Psychotherapy is About Reclaiming (Investing) in an Identification

In Pure Psychoanalysis, Applied Psychoanalysis, and Psychotherapy, Miller does a deep dive into what makes psychoanalysis different from psychotherapy. Miller highlights many things, but the text below strikes me as very important. (It is also connected to what I posted earlier here.)

In terms of psychotherapy, one could say: the subject reclaims an identification which lets it cope, and it suffers when this identification vacillates, is defective. The urgency is thus to restore it.

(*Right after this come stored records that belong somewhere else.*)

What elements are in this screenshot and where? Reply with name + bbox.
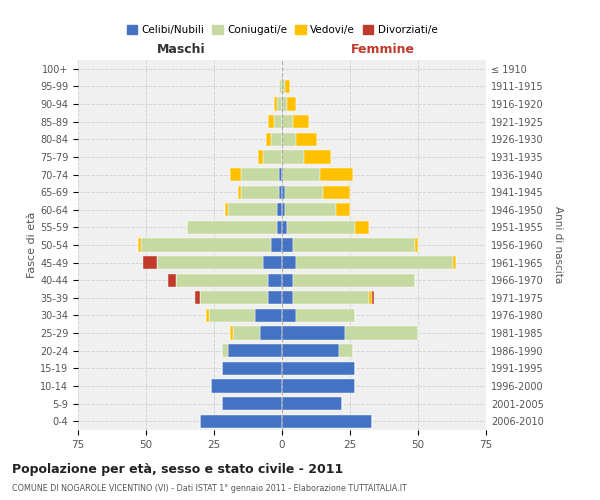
Bar [293, 274, 415, 287]
Bar [296, 309, 355, 322]
Bar [277, 203, 282, 216]
Bar [241, 186, 279, 198]
Bar [263, 150, 282, 164]
Text: Maschi: Maschi [157, 44, 206, 57]
Bar [282, 414, 372, 428]
Bar [260, 326, 282, 340]
Bar [282, 326, 344, 340]
Bar [323, 186, 350, 198]
Bar [200, 291, 268, 304]
Text: Popolazione per età, sesso e stato civile - 2011: Popolazione per età, sesso e stato civil… [12, 462, 343, 475]
Bar [176, 274, 268, 287]
Bar [233, 326, 260, 340]
Bar [285, 203, 337, 216]
Bar [230, 326, 233, 340]
Bar [287, 221, 355, 234]
Bar [266, 132, 271, 146]
Bar [255, 309, 282, 322]
Bar [277, 98, 282, 110]
Bar [274, 98, 277, 110]
Bar [200, 414, 282, 428]
Bar [285, 80, 290, 93]
Bar [282, 98, 287, 110]
Bar [282, 344, 339, 358]
Bar [263, 256, 282, 269]
Bar [143, 256, 157, 269]
Bar [238, 186, 241, 198]
Bar [293, 291, 369, 304]
Bar [282, 80, 285, 93]
Bar [293, 238, 415, 252]
Bar [195, 291, 200, 304]
Bar [206, 309, 209, 322]
Legend: Celibi/Nubili, Coniugati/e, Vedovi/e, Divorziati/e: Celibi/Nubili, Coniugati/e, Vedovi/e, Di… [122, 21, 442, 39]
Bar [279, 80, 282, 93]
Bar [282, 291, 293, 304]
Bar [271, 238, 282, 252]
Y-axis label: Fasce di età: Fasce di età [27, 212, 37, 278]
Bar [415, 238, 418, 252]
Bar [337, 203, 350, 216]
Bar [279, 186, 282, 198]
Bar [168, 274, 176, 287]
Bar [282, 186, 285, 198]
Bar [211, 380, 282, 392]
Bar [320, 168, 353, 181]
Bar [282, 168, 320, 181]
Bar [282, 397, 342, 410]
Bar [277, 221, 282, 234]
Bar [372, 291, 374, 304]
Bar [282, 362, 355, 375]
Bar [293, 115, 309, 128]
Bar [271, 132, 282, 146]
Bar [287, 98, 296, 110]
Bar [296, 132, 317, 146]
Bar [282, 150, 304, 164]
Bar [209, 309, 255, 322]
Bar [257, 150, 263, 164]
Bar [274, 115, 282, 128]
Bar [268, 274, 282, 287]
Bar [222, 344, 227, 358]
Bar [344, 326, 418, 340]
Bar [304, 150, 331, 164]
Bar [339, 344, 353, 358]
Bar [282, 115, 293, 128]
Bar [225, 203, 227, 216]
Bar [227, 203, 277, 216]
Text: COMUNE DI NOGAROLE VICENTINO (VI) - Dati ISTAT 1° gennaio 2011 - Elaborazione TU: COMUNE DI NOGAROLE VICENTINO (VI) - Dati… [12, 484, 407, 493]
Bar [282, 309, 296, 322]
Bar [222, 397, 282, 410]
Bar [279, 168, 282, 181]
Bar [157, 256, 263, 269]
Bar [187, 221, 277, 234]
Bar [241, 168, 279, 181]
Bar [268, 291, 282, 304]
Bar [138, 238, 140, 252]
Bar [282, 203, 285, 216]
Bar [268, 115, 274, 128]
Bar [227, 344, 282, 358]
Bar [222, 362, 282, 375]
Bar [285, 186, 323, 198]
Bar [282, 221, 287, 234]
Bar [296, 256, 454, 269]
Bar [282, 274, 293, 287]
Bar [282, 132, 296, 146]
Bar [282, 238, 293, 252]
Bar [355, 221, 369, 234]
Bar [282, 380, 355, 392]
Bar [230, 168, 241, 181]
Bar [140, 238, 271, 252]
Y-axis label: Anni di nascita: Anni di nascita [553, 206, 563, 284]
Bar [454, 256, 456, 269]
Bar [282, 256, 296, 269]
Bar [369, 291, 372, 304]
Text: Femmine: Femmine [350, 44, 415, 57]
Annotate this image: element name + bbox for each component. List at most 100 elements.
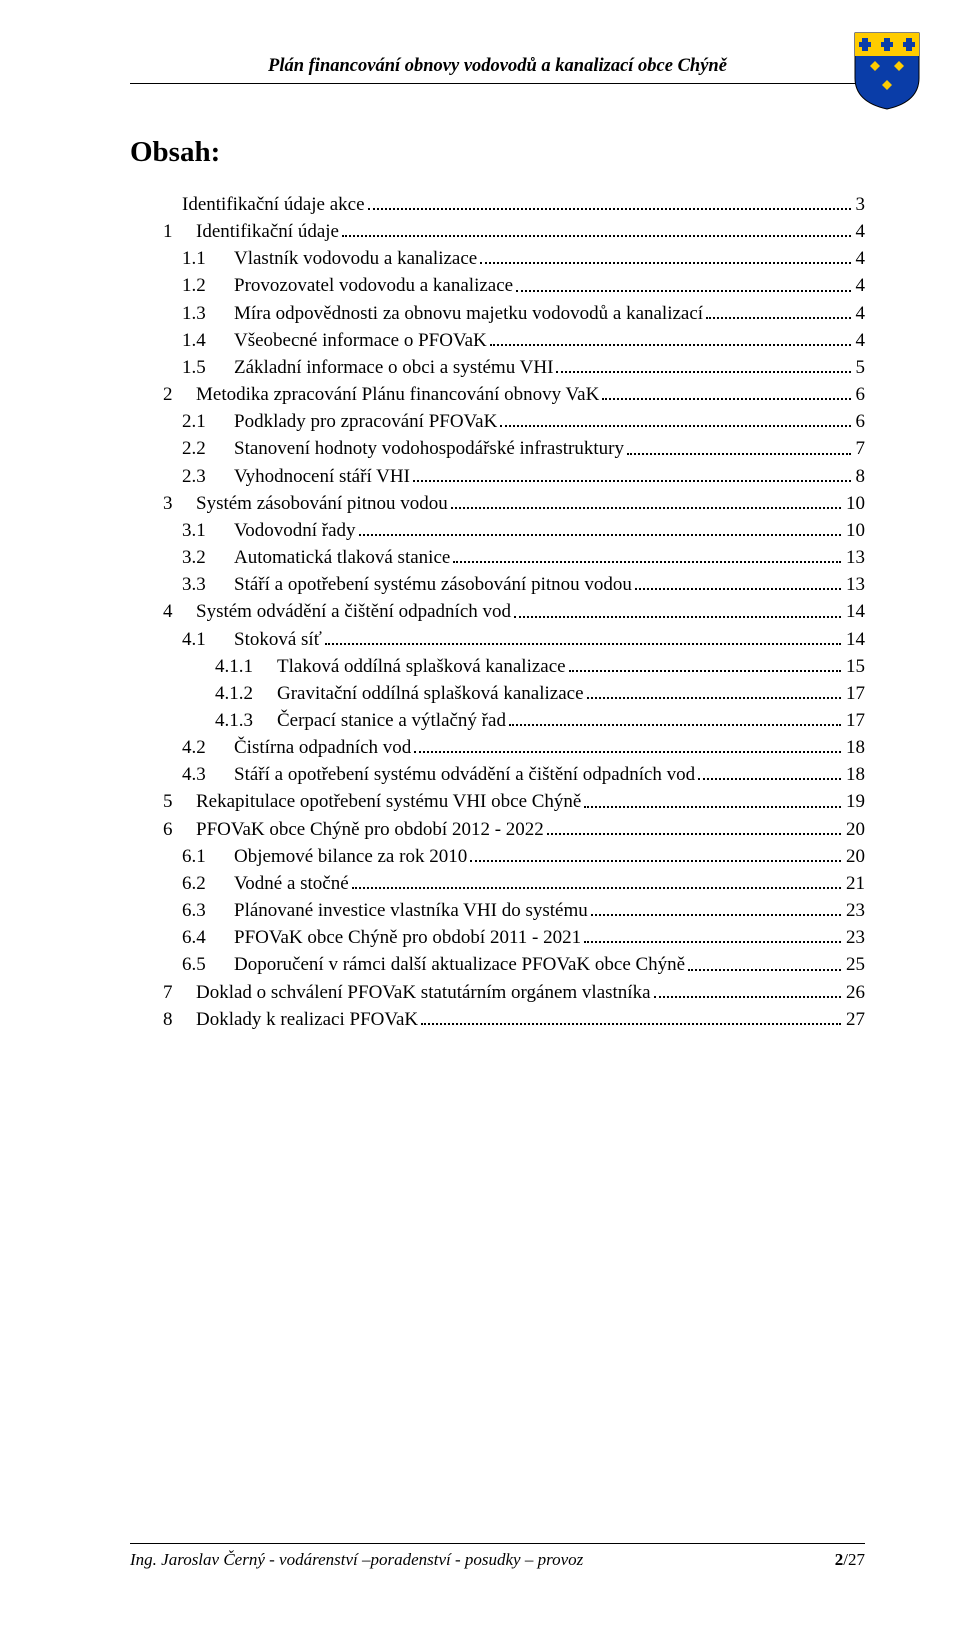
toc-entry-page: 23 [844, 924, 865, 951]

My description of what Miller is saying would be:

  • In psychotherapy, the therapist works with the patient to claim or reclaim an identification. I think this means helping the patient to construct or patch up an identity that they claim as their identity.
  • For example, a patient may identify as a Marxist or an artist. This identification provides the patient with a stabilizing way to orient themselves in the world, and it helps the patient determine who they are and where they are going as they live their lives. This is what is meant by an identification helping the subject (patient) cope with the suffering they experience as they live their lives.
  • When an identification/identity vacillates, the subject suffers more; they become less stable and more on the edge of losing their grip on a sense of consistency in who they are and where they are going.
  • Psychotherapy seeks to re-establish the stabilizing effect of the identification/identity. It could be said that psychotherapy works in the service of stabilizing identifications or in the establishment of an identity that the patient feels a strong emotional tie to.

In psychoanalysis it is not uncommon to work to break up identifications.